# 4050



## Widairy (Jan 1, 2016)

I see cross implement in minier, Illinois has a sharp looking 4050 John Deere 2wd CAH with the powershift. First if anyone has done business with Cross implement and how they were to work with? Second question is what are the downfalls of the 4050 tractor? I am thinking this tractor would be a good replacement for my 4030. Tmr mixer, 6 row corn planter and possibly the round baler.


----------



## carcajou (Jan 28, 2011)

Check to see if it has a turbo on it, don't think they all did and the early ones were kinda sluggish.


----------



## Tx Jim (Jun 30, 2014)

4050 could have a 466 cid (7.6L) engines in early models & starting at sn 006509.had 359 cid(5.9L) engine.
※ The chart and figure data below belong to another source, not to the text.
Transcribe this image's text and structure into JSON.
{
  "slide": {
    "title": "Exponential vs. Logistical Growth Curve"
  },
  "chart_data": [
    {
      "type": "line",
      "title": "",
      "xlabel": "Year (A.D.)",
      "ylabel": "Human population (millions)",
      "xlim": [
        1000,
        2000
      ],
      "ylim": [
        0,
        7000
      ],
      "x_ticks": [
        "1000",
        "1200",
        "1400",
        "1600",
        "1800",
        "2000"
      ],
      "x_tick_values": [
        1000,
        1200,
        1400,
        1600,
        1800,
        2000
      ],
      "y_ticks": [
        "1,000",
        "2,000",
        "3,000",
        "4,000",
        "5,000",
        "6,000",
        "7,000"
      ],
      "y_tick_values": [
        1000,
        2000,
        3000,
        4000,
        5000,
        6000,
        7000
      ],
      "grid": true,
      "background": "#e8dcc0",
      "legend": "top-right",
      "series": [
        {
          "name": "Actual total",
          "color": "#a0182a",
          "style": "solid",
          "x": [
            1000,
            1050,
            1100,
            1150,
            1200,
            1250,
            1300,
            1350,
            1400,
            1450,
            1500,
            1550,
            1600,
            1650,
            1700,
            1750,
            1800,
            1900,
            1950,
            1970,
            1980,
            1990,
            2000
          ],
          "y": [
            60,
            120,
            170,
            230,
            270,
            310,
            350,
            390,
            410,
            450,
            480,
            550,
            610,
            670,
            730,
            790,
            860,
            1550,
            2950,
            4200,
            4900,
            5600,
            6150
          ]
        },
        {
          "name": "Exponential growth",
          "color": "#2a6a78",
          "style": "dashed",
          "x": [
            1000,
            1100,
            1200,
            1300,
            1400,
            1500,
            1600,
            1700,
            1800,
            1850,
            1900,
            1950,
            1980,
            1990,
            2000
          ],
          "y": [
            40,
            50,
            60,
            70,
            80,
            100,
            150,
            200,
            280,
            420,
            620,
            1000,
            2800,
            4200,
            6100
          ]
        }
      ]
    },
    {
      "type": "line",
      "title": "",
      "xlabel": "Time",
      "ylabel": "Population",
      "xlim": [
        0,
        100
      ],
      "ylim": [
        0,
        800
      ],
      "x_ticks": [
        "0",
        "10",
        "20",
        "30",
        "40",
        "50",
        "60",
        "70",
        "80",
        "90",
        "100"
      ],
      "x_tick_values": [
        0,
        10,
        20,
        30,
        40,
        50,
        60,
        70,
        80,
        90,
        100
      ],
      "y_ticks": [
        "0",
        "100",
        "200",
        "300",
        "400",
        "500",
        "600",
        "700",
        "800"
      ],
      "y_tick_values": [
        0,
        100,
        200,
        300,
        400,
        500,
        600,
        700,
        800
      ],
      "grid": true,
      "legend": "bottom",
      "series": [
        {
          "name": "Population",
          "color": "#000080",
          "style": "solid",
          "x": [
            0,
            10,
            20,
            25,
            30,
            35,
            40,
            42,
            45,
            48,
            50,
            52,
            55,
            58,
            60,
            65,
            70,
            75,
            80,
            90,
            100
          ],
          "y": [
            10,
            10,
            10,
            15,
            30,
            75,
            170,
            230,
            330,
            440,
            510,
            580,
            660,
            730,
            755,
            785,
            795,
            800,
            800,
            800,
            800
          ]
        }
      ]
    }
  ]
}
I agree I think some of the 466 engines in 4050 were naturally aspirated in the 4050. 15 speed PS were some of the better trans. I'd like to own a 4050 or 55 powershift for rd baling. These models are being purchased because of very little amount of electronics and they are some of the best tractors JD built..My 4255 will operate after engine is started with batteries disconnected if I chose to do so.


----------



## Colby (Mar 5, 2012)

Looks like a pretty decent tractor. Based on what they say in all their equipment ads, I would trust them a lot more than other places.


----------



## CenTex (Oct 22, 2015)

Widairy said:


> . First if anyone has done business with Cross implement and how they were to work with?


A search of NAT Agtalk turns up several responses to queries about the reputation of Cross Implement. Some good, a few not so good but about what you would expect from a large dealer.

http://talk.newagtalk.com/forums/thread-view.asp?tid=273775&DisplayType=flat

http://talk.newagtalk.com/forums/thread-view.asp?tid=666505&DisplayType=flat&setCookie=1

http://talk.newagtalk.com/forums/thread-view.asp?tid=635553&DisplayType=flat&setCookie=1

http://talk.newagtalk.com/forums/thread-view.asp?tid=318281&DisplayType=flat&setCookie=1

Several of the responses mention that Cross likes to do paint jobs on their used equipment. The pictures in the 4050 ad look like it has a new paint job.

Just make sure the beauty is more than skin deep.


----------